No, the solution is rather to pay a negotiated fee. Look at it this way: when you seek advice from a doctor or a lawyer, you pay a fee. Your doctor is not necessarily incentivised to sell you anything if you are well (although it seems that some doctors receive kickbacks from private hospitals to hospitalise you), but you still pay a fee.
The same should apply to financial advice. Currently, most advisers are incentivised to sell you something in order to make a living, and, to make it worse, the commission is based on a percentage of your assets or the value of the product.
There is a growing bunch of mainly well-qualified and scrupulous financial advisers who are prepared to work on an hourly fee basis without receiving commissions.
In Britain, commissions will be banned in the financial services industry by 2012. Financial advice will be on a fee-only basis - and the FSB tells me that similar plans are afoot here. But you do not have to wait for this to happen in South Africa. You should already be insisting on paying only a fee for advice. That way you are sure to be told about investments such as ETFs and RSA Retail Bonds.
Unbiased advice from a skilled adviser is worth a lot, so expect to pay a fair amount. You are very likely to receive value for your money. It is absolutely essential that you negotiate a rand per hour fee and not one based on a percentage of your assets. With a percentage, you may well be taken to the cleaners.

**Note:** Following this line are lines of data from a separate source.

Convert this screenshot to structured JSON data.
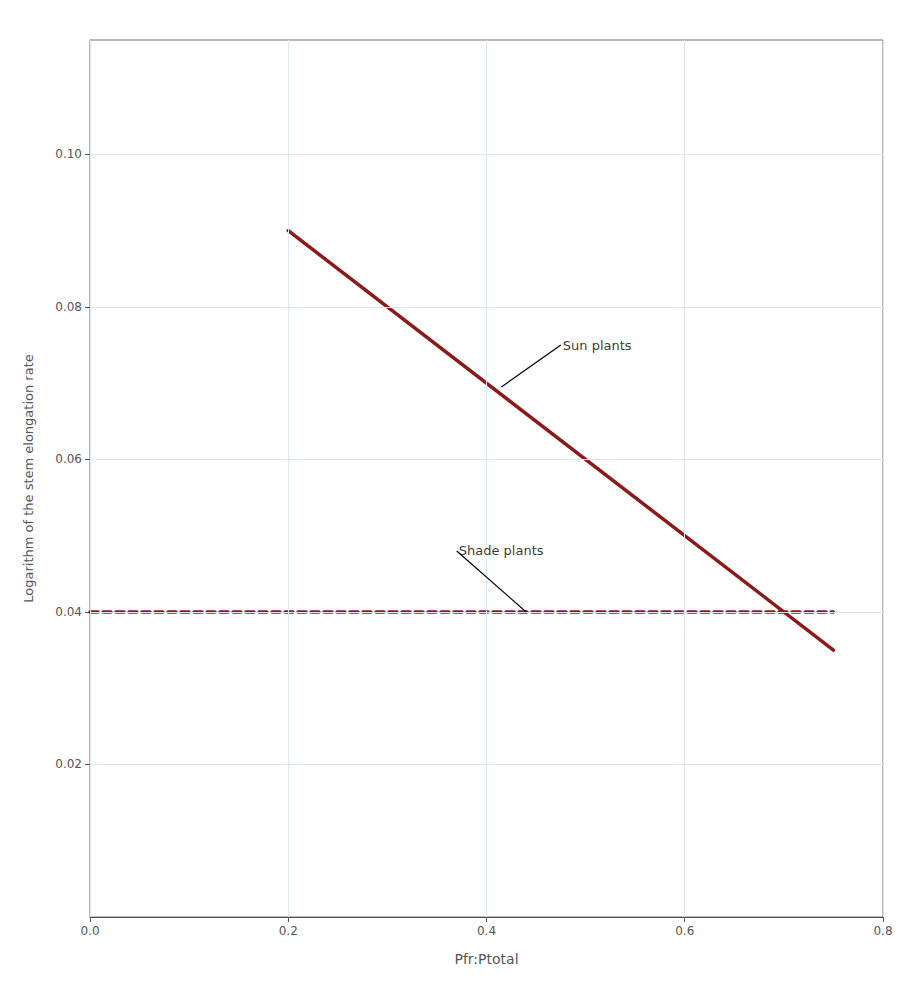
{
  "chart_data": {
    "type": "line",
    "xlabel": "Pfr:Ptotal",
    "ylabel": "Logarithm of the stem elongation rate",
    "xlim": [
      0.0,
      0.8
    ],
    "ylim": [
      0.0,
      0.115
    ],
    "xticks": [
      {
        "value": 0.0,
        "label": "0.0"
      },
      0.2,
      0.4,
      0.6,
      0.8
    ],
    "yticks": [
      0.02,
      0.04,
      0.06,
      0.08,
      {
        "value": 0.1,
        "label": "0.10"
      }
    ],
    "grid": true,
    "series": [
      {
        "color": "#8b1a1a",
        "line_style": "solid",
        "x": [
          0.2,
          0.75
        ],
        "values": [
          0.09,
          0.035
        ]
      },
      {
        "color": "#8b1a1a",
        "line_style": "dashed",
        "x": [
          0.0,
          0.75
        ],
        "values": [
          0.04,
          0.04
        ]
      }
    ],
    "annotations": [
      {
        "text": "Sun plants",
        "x": 0.475,
        "y": 0.075,
        "xy": [
          0.415,
          0.0695
        ]
      },
      {
        "text": "Shade plants",
        "x": 0.37,
        "y": 0.048,
        "xy": [
          0.44,
          0.04
        ]
      }
    ]
  }
}
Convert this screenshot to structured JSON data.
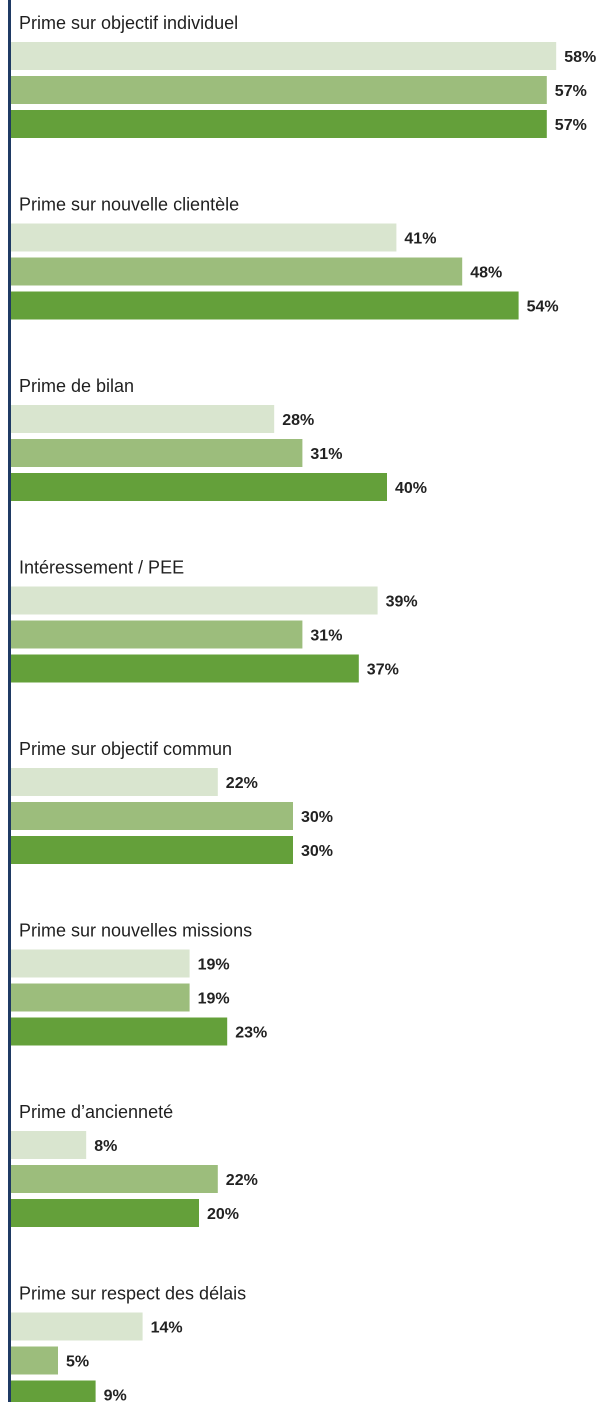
{
  "chart_data": {
    "type": "bar",
    "orientation": "horizontal",
    "categories": [
      "Prime sur objectif individuel",
      "Prime sur nouvelle clientèle",
      "Prime de bilan",
      "Intéressement / PEE",
      "Prime sur objectif commun",
      "Prime sur nouvelles missions",
      "Prime d’ancienneté",
      "Prime sur respect des délais"
    ],
    "series": [
      {
        "values": [
          58,
          41,
          28,
          39,
          22,
          19,
          8,
          14
        ]
      },
      {
        "values": [
          57,
          48,
          31,
          31,
          30,
          19,
          22,
          5
        ]
      },
      {
        "values": [
          57,
          54,
          40,
          37,
          30,
          23,
          20,
          9
        ]
      }
    ],
    "value_suffix": "%",
    "xlim": [
      0,
      60
    ],
    "grid": false,
    "legend": "none",
    "colors": {
      "series": [
        "#d9e5cf",
        "#9cbd7c",
        "#64a03a"
      ],
      "axis": "#1f3a64",
      "label": "#1f1f1f",
      "value_label": "#222222"
    }
  }
}
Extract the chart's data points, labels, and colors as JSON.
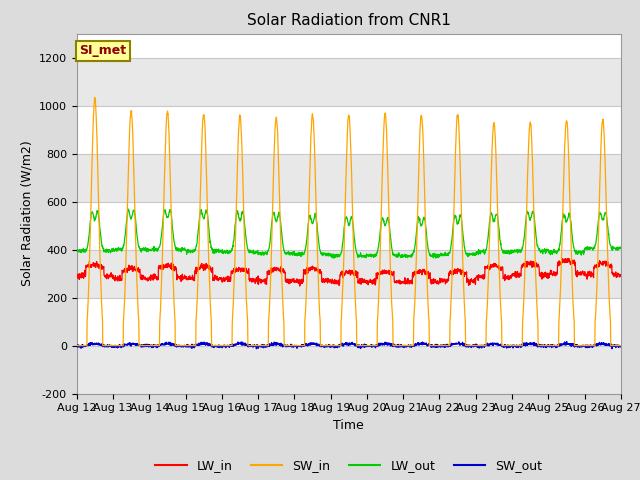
{
  "title": "Solar Radiation from CNR1",
  "xlabel": "Time",
  "ylabel": "Solar Radiation (W/m2)",
  "ylim": [
    -200,
    1300
  ],
  "yticks": [
    -200,
    0,
    200,
    400,
    600,
    800,
    1000,
    1200
  ],
  "x_tick_labels": [
    "Aug 12",
    "Aug 13",
    "Aug 14",
    "Aug 15",
    "Aug 16",
    "Aug 17",
    "Aug 18",
    "Aug 19",
    "Aug 20",
    "Aug 21",
    "Aug 22",
    "Aug 23",
    "Aug 24",
    "Aug 25",
    "Aug 26",
    "Aug 27"
  ],
  "annotation_text": "SI_met",
  "annotation_color": "#8B0000",
  "annotation_bg": "#FFFF99",
  "annotation_border": "#8B8000",
  "colors": {
    "LW_in": "#FF0000",
    "SW_in": "#FFA500",
    "LW_out": "#00CC00",
    "SW_out": "#0000CC"
  },
  "bg_color": "#DCDCDC",
  "plot_bg": "#FFFFFF",
  "band_color": "#E8E8E8",
  "grid_color": "#C8C8C8",
  "n_days": 15,
  "SW_in_peaks": [
    1030,
    975,
    975,
    965,
    960,
    950,
    960,
    960,
    965,
    960,
    965,
    930,
    930,
    940,
    940
  ],
  "LW_out_peaks": [
    660,
    665,
    665,
    665,
    660,
    655,
    640,
    635,
    630,
    630,
    640,
    650,
    660,
    645,
    645
  ],
  "LW_out_min": [
    395,
    400,
    400,
    395,
    390,
    385,
    380,
    375,
    375,
    375,
    380,
    390,
    395,
    390,
    405
  ],
  "LW_in_day": [
    325,
    310,
    320,
    315,
    305,
    305,
    305,
    295,
    295,
    295,
    300,
    320,
    330,
    340,
    330
  ],
  "LW_in_night": [
    290,
    280,
    285,
    280,
    275,
    270,
    270,
    265,
    265,
    265,
    270,
    285,
    295,
    300,
    295
  ],
  "SW_out_day_max": 25,
  "title_fontsize": 11,
  "axis_fontsize": 9,
  "tick_fontsize": 8
}
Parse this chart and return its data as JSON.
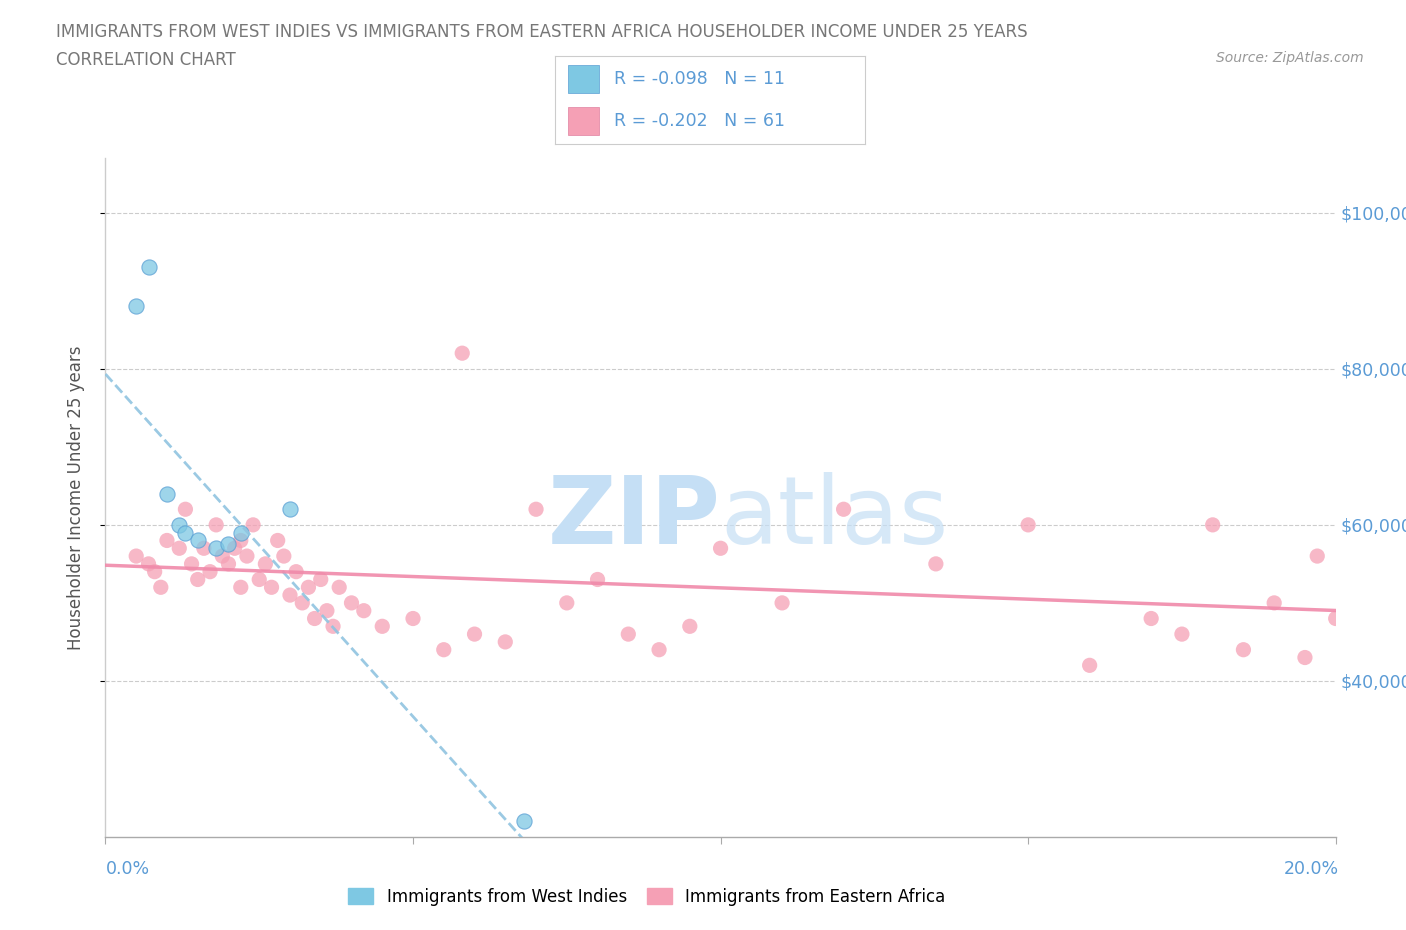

Professional advisers have Certified Financial Planner (CFP) accreditation from the Financial Planning Institute. They not only have to write tough examinations, but they also have to abide by a strict code of conduct. You can find a CFP-accredited adviser in your area by going to the website www.fpi.co.za
Incidentally, you should simply steer clear of property syndications. There are better and safer ways to invest in property. Over the past 12 months, three property syndication companies have gone belly-up - following a "distinguished" track record that stretches back to Masterbond and the Owen Wiggins Trust.